One of the biggest shopping weekends is upon us. In addition to competing with Black Friday sales, you're likely hoping to reap the rewards of Small Business Saturday.
Shoppers across the country are trying to get their holiday shopping done, and many of them want to support local businesses while doing it. But before you fling open your doors, you need to make sure your store is ready for an onslaught of shoppers, in person and online.
Right before you open for business, try to take a few deep breaths. But even before that, you can take some steps to prepare yourself for a smooth day of sales.
Here's our Small Business Saturday checklist:
Spread the word. Make sure you advertise your sale and identify yourself as a participant in Small Business Saturday. People will come for the bargains, and also because it feels good to support locally owned companies.
Make sure your background music is legal. If you play music in your store, even if it's from a radio, you may need a license for it. Take care of that, or you could end up fighting a costly lawsuit.
Stagger your deals. Timing all your deals to take place at once or in a short period of time is a recipe for a stampede. Instead, stagger your deals so that people will want to patronize your store all day long.
Stock up. There's no quicker way to annoy your customers than by only having 10 copies of a popular item. If you're offering a great sale on something exciting, make sure you have enough on hand.
Hire security. It's not fair to ask your employees to handle the crowds and keep an eye on the merchandise as they're going about their other duties. If you're worried about theft, hire trained security officers for the day.
Keep the aisles clear. Make sure any holiday decorations and displays aren't precariously placed or blocking walkways. Assume people are clumsy and will bump into things when you set up your store.
Prepare your employees. It's a big day and they'll have a lot to do, so take some time to talk about what you expect and thank your employees for their help. A pep talk wouldn't hurt either.
Clean it up. It may seem like there's not enough time to clean up spills, but if a customer slips and falls and you get sued, there go the profits you made on those extra sales.
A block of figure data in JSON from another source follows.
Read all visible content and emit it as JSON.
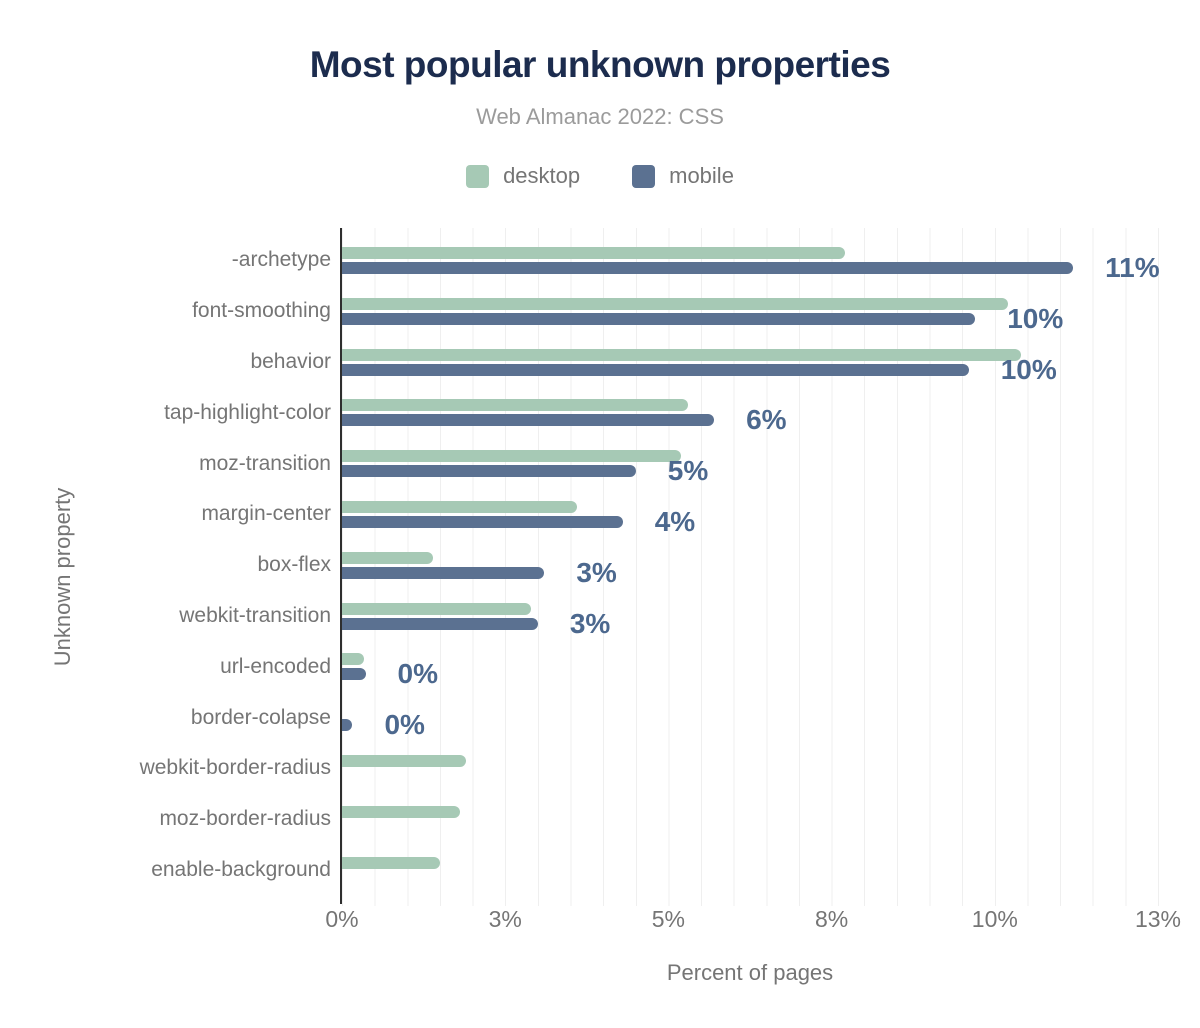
{
  "header": {
    "title": "Most popular unknown properties",
    "subtitle": "Web Almanac 2022: CSS"
  },
  "legend": [
    {
      "label": "desktop",
      "color": "#a6c9b5"
    },
    {
      "label": "mobile",
      "color": "#5b7191"
    }
  ],
  "colors": {
    "background": "#ffffff",
    "title": "#1c2c4e",
    "subtitle": "#9b9b9b",
    "axis_text": "#757575",
    "axis_line": "#2e2e2e",
    "gridline": "#efefef",
    "desktop": "#a6c9b5",
    "mobile": "#5b7191",
    "data_label": "#4c688e"
  },
  "chart_data": {
    "type": "bar",
    "orientation": "horizontal",
    "title": "Most popular unknown properties",
    "subtitle": "Web Almanac 2022: CSS",
    "xlabel": "Percent of pages",
    "ylabel": "Unknown property",
    "xlim": [
      0,
      12.5
    ],
    "grid": true,
    "grid_interval_pct": 0.5,
    "legend_position": "top",
    "x_ticks": [
      {
        "label": "0%",
        "value": 0
      },
      {
        "label": "3%",
        "value": 2.5
      },
      {
        "label": "5%",
        "value": 5
      },
      {
        "label": "8%",
        "value": 7.5
      },
      {
        "label": "10%",
        "value": 10
      },
      {
        "label": "13%",
        "value": 12.5
      }
    ],
    "categories": [
      "-archetype",
      "font-smoothing",
      "behavior",
      "tap-highlight-color",
      "moz-transition",
      "margin-center",
      "box-flex",
      "webkit-transition",
      "url-encoded",
      "border-colapse",
      "webkit-border-radius",
      "moz-border-radius",
      "enable-background"
    ],
    "series": [
      {
        "name": "desktop",
        "values": [
          7.7,
          10.2,
          10.4,
          5.3,
          5.2,
          3.6,
          1.4,
          2.9,
          0.34,
          null,
          1.9,
          1.8,
          1.5
        ]
      },
      {
        "name": "mobile",
        "values": [
          11.2,
          9.7,
          9.6,
          5.7,
          4.5,
          4.3,
          3.1,
          3.0,
          0.36,
          0.16,
          null,
          null,
          null
        ]
      }
    ],
    "data_labels": [
      "11%",
      "10%",
      "10%",
      "6%",
      "5%",
      "4%",
      "3%",
      "3%",
      "0%",
      "0%",
      null,
      null,
      null
    ],
    "data_label_series": "mobile"
  }
}
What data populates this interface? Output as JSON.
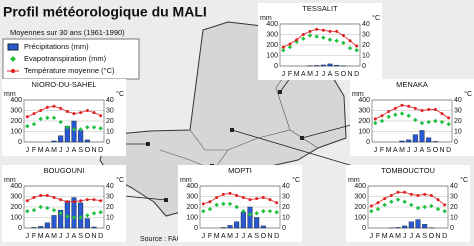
{
  "title": "Profil météorologique du MALI",
  "subtitle": "Moyennes sur 30 ans (1961-1990)",
  "source": "Source : FAOCLIM",
  "legend": [
    {
      "name": "Précipitations (mm)",
      "color": "#2a58d0"
    },
    {
      "name": "Evapotranspiration (mm)",
      "color": "#22c040"
    },
    {
      "name": "Température moyenne (°C)",
      "color": "#e02020"
    }
  ],
  "chart_data": [
    {
      "type": "climate",
      "title": "TESSALIT",
      "y_label": "mm",
      "y2_label": "°C",
      "categories": [
        "J",
        "F",
        "M",
        "A",
        "M",
        "J",
        "J",
        "A",
        "S",
        "O",
        "N",
        "D"
      ],
      "ylim": [
        0,
        400
      ],
      "yticks": [
        0,
        100,
        200,
        300,
        400
      ],
      "y2lim": [
        0,
        40
      ],
      "y2ticks": [
        0,
        10,
        20,
        30,
        40
      ],
      "grid": true,
      "series": [
        {
          "values": [
            0,
            0,
            0,
            0,
            2,
            5,
            10,
            20,
            8,
            2,
            0,
            0
          ]
        },
        {
          "values": [
            150,
            180,
            230,
            260,
            290,
            280,
            270,
            250,
            240,
            220,
            170,
            150
          ]
        },
        {
          "values": [
            18,
            21,
            25,
            30,
            33,
            35,
            34,
            33,
            33,
            29,
            24,
            19
          ],
          "axis": "y2"
        }
      ]
    },
    {
      "type": "climate",
      "title": "NIORO-DU-SAHEL",
      "y_label": "mm",
      "y2_label": "°C",
      "categories": [
        "J",
        "F",
        "M",
        "A",
        "M",
        "J",
        "J",
        "A",
        "S",
        "O",
        "N",
        "D"
      ],
      "ylim": [
        0,
        400
      ],
      "yticks": [
        0,
        100,
        200,
        300,
        400
      ],
      "y2lim": [
        0,
        40
      ],
      "y2ticks": [
        0,
        10,
        20,
        30,
        40
      ],
      "grid": true,
      "series": [
        {
          "values": [
            0,
            0,
            0,
            0,
            10,
            60,
            150,
            200,
            110,
            20,
            0,
            0
          ]
        },
        {
          "values": [
            150,
            170,
            220,
            230,
            230,
            190,
            140,
            120,
            120,
            140,
            140,
            130
          ]
        },
        {
          "values": [
            24,
            27,
            30,
            33,
            34,
            32,
            29,
            27,
            28,
            30,
            28,
            25
          ],
          "axis": "y2"
        }
      ]
    },
    {
      "type": "climate",
      "title": "MENAKA",
      "y_label": "mm",
      "y2_label": "°C",
      "categories": [
        "J",
        "F",
        "M",
        "A",
        "M",
        "J",
        "J",
        "A",
        "S",
        "O",
        "N",
        "D"
      ],
      "ylim": [
        0,
        400
      ],
      "yticks": [
        0,
        100,
        200,
        300,
        400
      ],
      "y2lim": [
        0,
        40
      ],
      "y2ticks": [
        0,
        10,
        20,
        30,
        40
      ],
      "grid": true,
      "series": [
        {
          "values": [
            0,
            0,
            0,
            0,
            10,
            20,
            70,
            110,
            40,
            5,
            0,
            0
          ]
        },
        {
          "values": [
            180,
            200,
            240,
            260,
            270,
            250,
            210,
            180,
            190,
            200,
            190,
            170
          ]
        },
        {
          "values": [
            22,
            25,
            29,
            32,
            35,
            34,
            32,
            30,
            31,
            31,
            27,
            23
          ],
          "axis": "y2"
        }
      ]
    },
    {
      "type": "climate",
      "title": "BOUGOUNI",
      "y_label": "mm",
      "y2_label": "°C",
      "categories": [
        "J",
        "F",
        "M",
        "A",
        "M",
        "J",
        "J",
        "A",
        "S",
        "O",
        "N",
        "D"
      ],
      "ylim": [
        0,
        400
      ],
      "yticks": [
        0,
        100,
        200,
        300,
        400
      ],
      "y2lim": [
        0,
        40
      ],
      "y2ticks": [
        0,
        10,
        20,
        30,
        40
      ],
      "grid": true,
      "series": [
        {
          "values": [
            0,
            5,
            15,
            50,
            120,
            170,
            260,
            290,
            240,
            90,
            10,
            0
          ]
        },
        {
          "values": [
            160,
            170,
            200,
            190,
            170,
            140,
            110,
            100,
            100,
            120,
            140,
            150
          ]
        },
        {
          "values": [
            26,
            29,
            31,
            31,
            29,
            27,
            25,
            25,
            26,
            27,
            27,
            26
          ],
          "axis": "y2"
        }
      ]
    },
    {
      "type": "climate",
      "title": "MOPTI",
      "y_label": "mm",
      "y2_label": "°C",
      "categories": [
        "J",
        "F",
        "M",
        "A",
        "M",
        "J",
        "J",
        "A",
        "S",
        "O",
        "N",
        "D"
      ],
      "ylim": [
        0,
        400
      ],
      "yticks": [
        0,
        100,
        200,
        300,
        400
      ],
      "y2lim": [
        0,
        40
      ],
      "y2ticks": [
        0,
        10,
        20,
        30,
        40
      ],
      "grid": true,
      "series": [
        {
          "values": [
            0,
            0,
            0,
            5,
            25,
            60,
            150,
            200,
            100,
            20,
            0,
            0
          ]
        },
        {
          "values": [
            160,
            180,
            220,
            230,
            230,
            200,
            160,
            130,
            140,
            160,
            160,
            150
          ]
        },
        {
          "values": [
            23,
            25,
            29,
            32,
            33,
            31,
            29,
            27,
            28,
            29,
            27,
            24
          ],
          "axis": "y2"
        }
      ]
    },
    {
      "type": "climate",
      "title": "TOMBOUCTOU",
      "y_label": "mm",
      "y2_label": "°C",
      "categories": [
        "J",
        "F",
        "M",
        "A",
        "M",
        "J",
        "J",
        "A",
        "S",
        "O",
        "N",
        "D"
      ],
      "ylim": [
        0,
        400
      ],
      "yticks": [
        0,
        100,
        200,
        300,
        400
      ],
      "y2lim": [
        0,
        40
      ],
      "y2ticks": [
        0,
        10,
        20,
        30,
        40
      ],
      "grid": true,
      "series": [
        {
          "values": [
            0,
            0,
            0,
            1,
            5,
            20,
            60,
            80,
            35,
            3,
            0,
            0
          ]
        },
        {
          "values": [
            160,
            180,
            220,
            250,
            270,
            250,
            220,
            190,
            200,
            210,
            180,
            160
          ]
        },
        {
          "values": [
            21,
            24,
            28,
            31,
            34,
            34,
            32,
            31,
            32,
            31,
            27,
            22
          ],
          "axis": "y2"
        }
      ]
    }
  ]
}
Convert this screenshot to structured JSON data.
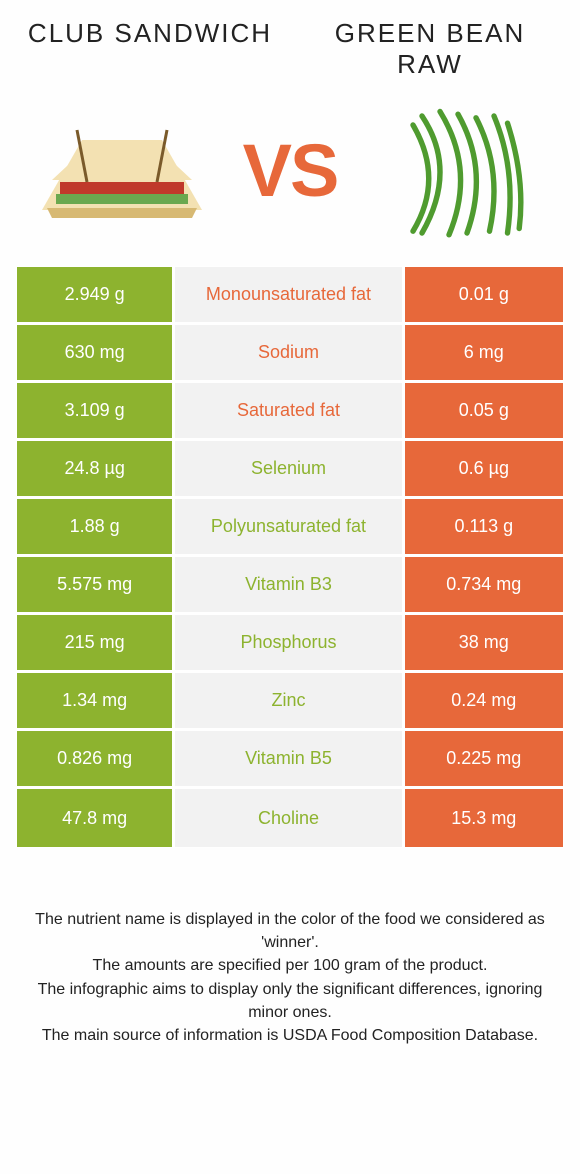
{
  "colors": {
    "left": "#8db32f",
    "right": "#e7683a",
    "mid_bg": "#f2f2f2",
    "mid_text_left_win": "#8db32f",
    "mid_text_right_win": "#e7683a"
  },
  "left_title": "CLUB SANDWICH",
  "right_title": "GREEN BEAN RAW",
  "vs": "VS",
  "rows": [
    {
      "left": "2.949 g",
      "mid": "Monounsaturated fat",
      "right": "0.01 g",
      "winner": "right"
    },
    {
      "left": "630 mg",
      "mid": "Sodium",
      "right": "6 mg",
      "winner": "right"
    },
    {
      "left": "3.109 g",
      "mid": "Saturated fat",
      "right": "0.05 g",
      "winner": "right"
    },
    {
      "left": "24.8 µg",
      "mid": "Selenium",
      "right": "0.6 µg",
      "winner": "left"
    },
    {
      "left": "1.88 g",
      "mid": "Polyunsaturated fat",
      "right": "0.113 g",
      "winner": "left"
    },
    {
      "left": "5.575 mg",
      "mid": "Vitamin B3",
      "right": "0.734 mg",
      "winner": "left"
    },
    {
      "left": "215 mg",
      "mid": "Phosphorus",
      "right": "38 mg",
      "winner": "left"
    },
    {
      "left": "1.34 mg",
      "mid": "Zinc",
      "right": "0.24 mg",
      "winner": "left"
    },
    {
      "left": "0.826 mg",
      "mid": "Vitamin B5",
      "right": "0.225 mg",
      "winner": "left"
    },
    {
      "left": "47.8 mg",
      "mid": "Choline",
      "right": "15.3 mg",
      "winner": "left"
    }
  ],
  "caption": [
    "The nutrient name is displayed in the color of the food we considered as 'winner'.",
    "The amounts are specified per 100 gram of the product.",
    "The infographic aims to display only the significant differences, ignoring minor ones.",
    "The main source of information is USDA Food Composition Database."
  ]
}
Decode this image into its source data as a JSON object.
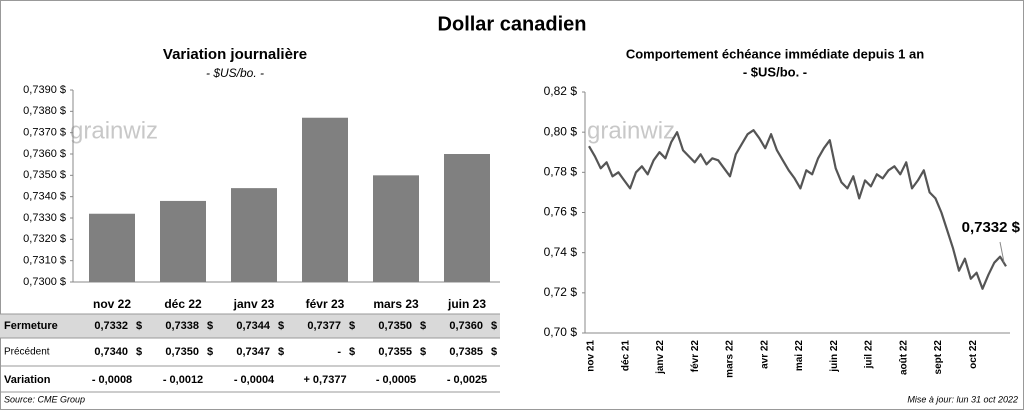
{
  "title": "Dollar canadien",
  "source": "Source: CME Group",
  "updated": "Mise à jour: lun 31 oct 2022",
  "watermark": "grainwiz",
  "chart_data": [
    {
      "type": "bar",
      "title": "Variation  journalière",
      "subtitle": "- $US/bo. -",
      "categories": [
        "nov 22",
        "déc 22",
        "janv 23",
        "févr 23",
        "mars 23",
        "juin 23"
      ],
      "values": [
        0.7332,
        0.7338,
        0.7344,
        0.7377,
        0.735,
        0.736
      ],
      "value_labels": [
        "0,7332",
        "0,7338",
        "0,7344",
        "0,7377",
        "0,7350",
        "0,7360"
      ],
      "color": "#808080",
      "ylim": [
        0.73,
        0.739
      ],
      "yticks": [
        {
          "value": 0.73,
          "label": "0,7300 $"
        },
        {
          "value": 0.731,
          "label": "0,7310 $"
        },
        {
          "value": 0.732,
          "label": "0,7320 $"
        },
        {
          "value": 0.733,
          "label": "0,7330 $"
        },
        {
          "value": 0.734,
          "label": "0,7340 $"
        },
        {
          "value": 0.735,
          "label": "0,7350 $"
        },
        {
          "value": 0.736,
          "label": "0,7360 $"
        },
        {
          "value": 0.737,
          "label": "0,7370 $"
        },
        {
          "value": 0.738,
          "label": "0,7380 $"
        },
        {
          "value": 0.739,
          "label": "0,7390 $"
        }
      ],
      "grid": false
    },
    {
      "type": "line",
      "title": "Comportement échéance immédiate depuis 1 an",
      "subtitle": "- $US/bo. -",
      "x_labels": [
        "nov 21",
        "déc 21",
        "janv 22",
        "févr 22",
        "mars 22",
        "avr 22",
        "mai 22",
        "juin 22",
        "juil 22",
        "août 22",
        "sept 22",
        "oct 22"
      ],
      "values": [
        0.793,
        0.788,
        0.782,
        0.785,
        0.778,
        0.78,
        0.776,
        0.772,
        0.78,
        0.783,
        0.779,
        0.786,
        0.79,
        0.787,
        0.795,
        0.8,
        0.791,
        0.788,
        0.785,
        0.789,
        0.784,
        0.787,
        0.786,
        0.782,
        0.778,
        0.789,
        0.794,
        0.799,
        0.801,
        0.797,
        0.792,
        0.799,
        0.791,
        0.786,
        0.781,
        0.777,
        0.772,
        0.781,
        0.779,
        0.787,
        0.792,
        0.796,
        0.782,
        0.775,
        0.772,
        0.778,
        0.767,
        0.776,
        0.773,
        0.779,
        0.777,
        0.781,
        0.783,
        0.779,
        0.785,
        0.772,
        0.776,
        0.781,
        0.77,
        0.767,
        0.76,
        0.751,
        0.742,
        0.731,
        0.737,
        0.727,
        0.73,
        0.722,
        0.729,
        0.735,
        0.738,
        0.7332
      ],
      "color": "#555555",
      "annotation": "0,7332 $",
      "ylim": [
        0.7,
        0.82
      ],
      "yticks": [
        {
          "value": 0.7,
          "label": "0,70 $"
        },
        {
          "value": 0.72,
          "label": "0,72 $"
        },
        {
          "value": 0.74,
          "label": "0,74 $"
        },
        {
          "value": 0.76,
          "label": "0,76 $"
        },
        {
          "value": 0.78,
          "label": "0,78 $"
        },
        {
          "value": 0.8,
          "label": "0,80 $"
        },
        {
          "value": 0.82,
          "label": "0,82 $"
        }
      ],
      "grid": false
    }
  ],
  "table": {
    "unit": "$",
    "row_labels": [
      "Fermeture",
      "Précédent",
      "Variation"
    ],
    "previous": [
      "0,7340",
      "0,7350",
      "0,7347",
      "-",
      "0,7355",
      "0,7385"
    ],
    "variation": [
      "- 0,0008",
      "- 0,0012",
      "- 0,0004",
      "+ 0,7377",
      "- 0,0005",
      "- 0,0025"
    ],
    "negative_color": "#e00000",
    "positive_color": "#1a8a1a"
  }
}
Update your e-commerce website. If you're selling things online, make sure your website is safe, secure, and up-to-date when it comes to legal disclosures. Also check your site's security so that your customers' personal information isn't at risk.
Review seasonal worker agreements. If you've hired seasonal workers to help out over the holidays, take a minute to go over their work contracts or have an employment attorney take a look. Knowing your legal responsibilities will go a long way toward making Small Business Saturday, and the rest of the holiday shopping season, a big success.